- Dieu habite dans les cœurs brisés.
- Mon cœur est en cendres.
Alex, 17 ans, intègre la Clinique de la Citadelle, groupe des "Suicidants" : des personnes qui ont raté leur tentative de suicide - à ne pas confondre avec les Suicidaires, qui ne sont pas passés à l'acte.
Parmi eux, Colette qui a survécu à un suicide de couple aux barbituriques mais pas son mari Lucien ; le jeune Victor, obèse, qui a avalé, croyant que c'était des somnifères, une boîte de pilules... aux plantes ; Jacopo l'Italien qui a essayé de se jeter d'une falaise... sans réussir à sauter.
Alex, lui, a voulu arrêter son cœur de battre avec des bêtabloquants puis une balle de pistolet. Parce que le cœur ne peut s'empêcher d'aimer et que aimer, ça fait souffrir. Surtout quand on a perdu sa mère.
Mais voilà : dans le groupe débarque la belle Alice, qui a voulu se planter un couteau dans le cœur... et qui fait chavirer celui d'Alex malgré lui.
Mon avis :
La thématique délicate du suicide abordée avec humour et tendresse.

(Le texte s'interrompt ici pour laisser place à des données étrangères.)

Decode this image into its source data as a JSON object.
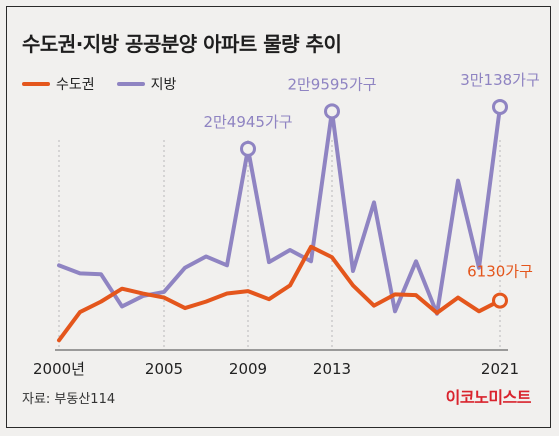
{
  "title": "수도권·지방 공공분양 아파트 물량 추이",
  "source": "자료: 부동산114",
  "brand": "이코노미스트",
  "colors": {
    "capital": "#e4561c",
    "regional": "#8f84c2"
  },
  "chart_data": {
    "type": "line",
    "title": "수도권·지방 공공분양 아파트 물량 추이",
    "x": [
      2000,
      2001,
      2002,
      2003,
      2004,
      2005,
      2006,
      2007,
      2008,
      2009,
      2010,
      2011,
      2012,
      2013,
      2014,
      2015,
      2016,
      2017,
      2018,
      2019,
      2020,
      2021
    ],
    "x_tick_labels": [
      {
        "x": 2000,
        "label": "2000년"
      },
      {
        "x": 2005,
        "label": "2005"
      },
      {
        "x": 2009,
        "label": "2009"
      },
      {
        "x": 2013,
        "label": "2013"
      },
      {
        "x": 2021,
        "label": "2021"
      }
    ],
    "ylim": [
      0,
      31000
    ],
    "grid": "vertical dotted at labeled years",
    "legend_position": "top-left",
    "series": [
      {
        "name": "수도권",
        "color": "#e4561c",
        "values": [
          1200,
          4700,
          6000,
          7600,
          7000,
          6500,
          5200,
          6000,
          7000,
          7300,
          6300,
          8000,
          12800,
          11500,
          8000,
          5500,
          6900,
          6800,
          4600,
          6500,
          4800,
          6130
        ]
      },
      {
        "name": "지방",
        "color": "#8f84c2",
        "values": [
          10500,
          9500,
          9400,
          5400,
          6700,
          7200,
          10200,
          11600,
          10500,
          24945,
          10900,
          12400,
          11000,
          29595,
          9800,
          18300,
          4800,
          11000,
          4500,
          21000,
          10200,
          30138
        ]
      }
    ],
    "annotations": [
      {
        "series": "지방",
        "x": 2009,
        "label": "2만4945가구"
      },
      {
        "series": "지방",
        "x": 2013,
        "label": "2만9595가구"
      },
      {
        "series": "지방",
        "x": 2021,
        "label": "3만138가구"
      },
      {
        "series": "수도권",
        "x": 2021,
        "label": "6130가구"
      }
    ]
  }
}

La première scène de ce roman est un summum d'humour noir ! On y découvre les "Suicidants" racontant leur tentative (lamentablement) ratée et son motif, de telle manière que, d'emblée, le ton est donné : le roman mêlera un mal-être certain à de l'amour (somme toute) espéré, une poésie un peu folle à des sentiments étouffés, et la réalité, un peu sordide, est constamment tournée en dérision. Les cinq personnages sont hauts en couleur, chacun dans leur genre, et on ne s'ennuie pas un instant dans ce groupe à la répartie enlevée, à part peut-être Jacopo que tout "emmerde" !
C'est Colette, l'ancienne, qui donne le ton, alimentant les conversations à grand renfort de métaphores, aphorismes et autres bons mots qui exaspèrent Victor : "J'ai rien compris." (et c'est vrai que cela finit par être pesant). Alice est un concentré de négativité ("L'hiver habite mon cœur.") et l'on finira par comprendre pourquoi. Les sentiments gelés, Alex connaît bien, lui qui a "une carapace glacée autour du cœur" depuis que sa mère est morte. Depuis peu elle s'est fendue et cela lui fait peur : aimer, c'est prendre le risque de souffrir, notamment lorsque l'on perd l'être cher. La mère d'Alex était maniaco-dépressive-bipolaire (comme celle du narrateur de En attendant Bojangles), tantôt inventive, tantôt sanglotante, mais toujours surprenante, et il ne s'est jamais remis de sa disparition. Seulement "Je ne sais pas ce que vous voulez faire à votre cœur, mais lui, il ne veut pas." et les voilà réunis pour en discuter.
Cependant il ne faudra pas compter sur le Doc ni sur les animateurs d'art-thérapie et autre "Marche en Pleine Conscience" pour s'en sortir : aucun ne rebondit sur les remarques des patients, qui semblent même les déstabiliser ("Il n'a rien trouvé à répondre à ça."), à tel point que cela en devient désopilant ! Qu'ils soient incompétents ou résignés à ne pas pouvoir les soigner, ils sont tous aussi désolants ! Certes les suicidants sont parfois un brin agaçants avec leur obsession de la mort, mais on comprend vite qu'ils ont tous peur d'aimer, et cela les rend terriblement attachants. C'est avec tendresse et amusement qu'on les suit à travers leur périple en Normandie, observant ces paroles qui se libèrent et ces cœurs qui s'ouvrent et qui, au bout de la route, trouveront tous une forme d'apaisement... chacun à son étrange manière.